Recently I noticed that an error in SAS does not automatically lead to wroung outcomes. Look what happens.
I created two tables that are sorted by a field (nummer).
proc import datafile = 'C:\Users\tomva\SynologyDrive\SAS\input.xlsx'
dbms=xlsx out=input replace;
proc means data=input sum noprint;
output out=sumtot sum=;
data sumtot(drop=_type_ _freq_); set sumtot(rename=(aantal=sum_aantal)); run;
proc sort data=sumtot;by nummer;run;
proc sort data=input;by nummer;run;
I then decided to join the tables on [nummer], the very field that is used to sort the records upon.
I did this in two steps.
proc datasets library=work noprint;
index create nummer;
set sumtot key=nummer;
aandeel = aantal/sum_aantal;
The output looked as I expected.
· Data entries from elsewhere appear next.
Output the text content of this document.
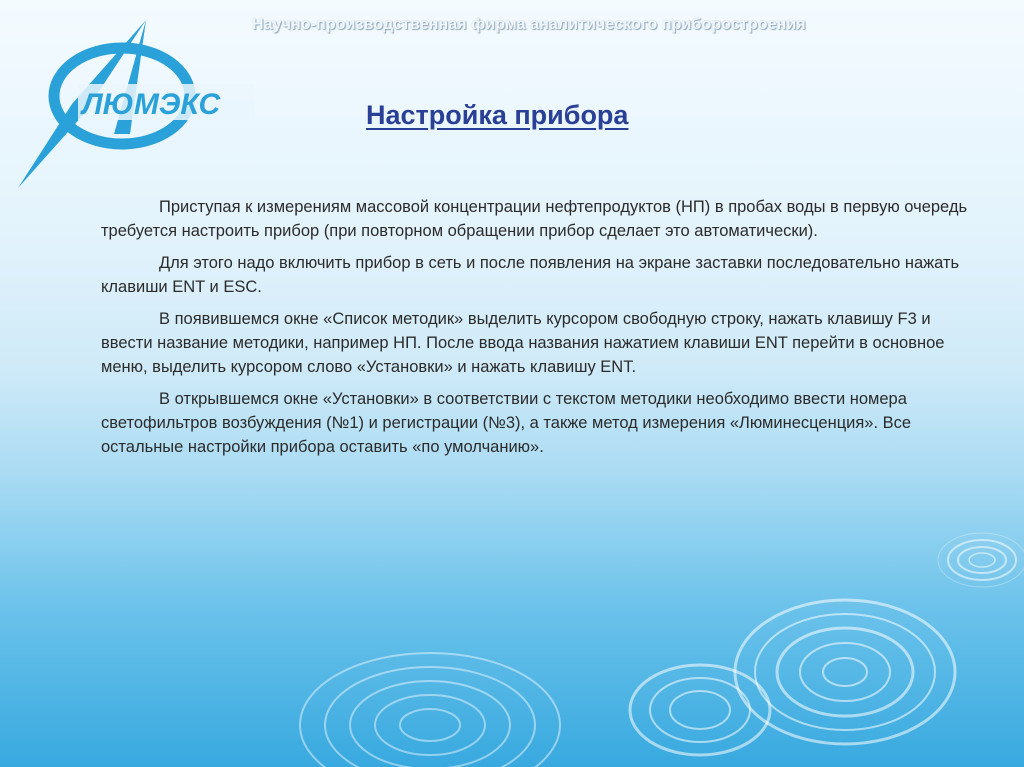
ЛЮМЭКС
Научно-производственная фирма аналитического приборостроения
Настройка прибора

Приступая к измерениям массовой концентрации нефтепродуктов (НП) в пробах воды в первую очередь требуется настроить прибор (при повторном обращении прибор сделает это автоматически).

Для этого надо включить прибор в сеть и после появления на экране заставки последовательно нажать клавиши ENT и ESC.

В появившемся окне «Список методик» выделить курсором свободную строку, нажать клавишу F3 и ввести название методики, например НП. После ввода названия нажатием клавиши ENT перейти в основное меню, выделить курсором слово «Установки» и нажать клавишу ENT.

В открывшемся окне «Установки» в соответствии с текстом методики необходимо ввести номера светофильтров возбуждения (№1) и регистрации (№3), а также метод измерения «Люминесценция». Все остальные настройки прибора оставить «по умолчанию».
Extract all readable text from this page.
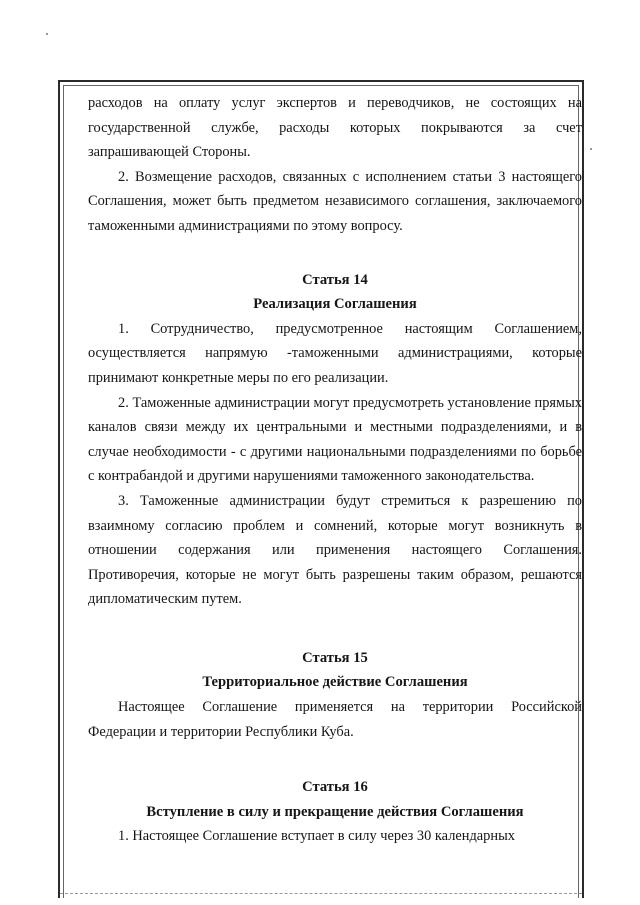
расходов на оплату услуг экспертов и переводчиков, не состоящих на государственной службе, расходы которых покрываются за счет запрашивающей Стороны.

2. Возмещение расходов, связанных с исполнением статьи 3 настоящего Соглашения, может быть предметом независимого соглашения, заключаемого таможенными администрациями по этому вопросу.

Статья 14
Реализация Соглашения

1. Сотрудничество, предусмотренное настоящим Соглашением, осуществляется напрямую -таможенными администрациями, которые принимают конкретные меры по его реализации.

2. Таможенные администрации могут предусмотреть установление прямых каналов связи между их центральными и местными подразделениями, и в случае необходимости - с другими национальными подразделениями по борьбе с контрабандой и другими нарушениями таможенного законодательства.

3. Таможенные администрации будут стремиться к разрешению по взаимному согласию проблем и сомнений, которые могут возникнуть в отношении содержания или применения настоящего Соглашения. Противоречия, которые не могут быть разрешены таким образом, решаются дипломатическим путем.

Статья 15
Территориальное действие Соглашения

Настоящее Соглашение применяется на территории Российской Федерации и территории Республики Куба.

Статья 16
Вступление в силу и прекращение действия Соглашения

1. Настоящее Соглашение вступает в силу через 30 календарных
But then I saw in the logfile something strange: a warning saying that several records were not matched due to absence of data:
nummer=1 aantal=15 teller=2 sum_aantal=25 aandeel=0.6 ERROR=1 IORC=1230015 N=2
nummer=2 aantal=13 teller=4 sum_aantal=43 aandeel=0.3023255814 ERROR=1 IORC=1230015 N=4
nummer=2 aantal=18 teller=5 sum_aantal=43 aandeel=0.4186046512 ERROR=1 IORC=1230015 N=5
This can be explained by the fact that we have an n to 1 join, whereby in the first match a record from the n side is read along with a record from the 1 side. In the next round, another record from the n-side is read but no other record in the 1 side is found that matches the record. Therefore the old values are retained and subsequently written as the run statement is encountered.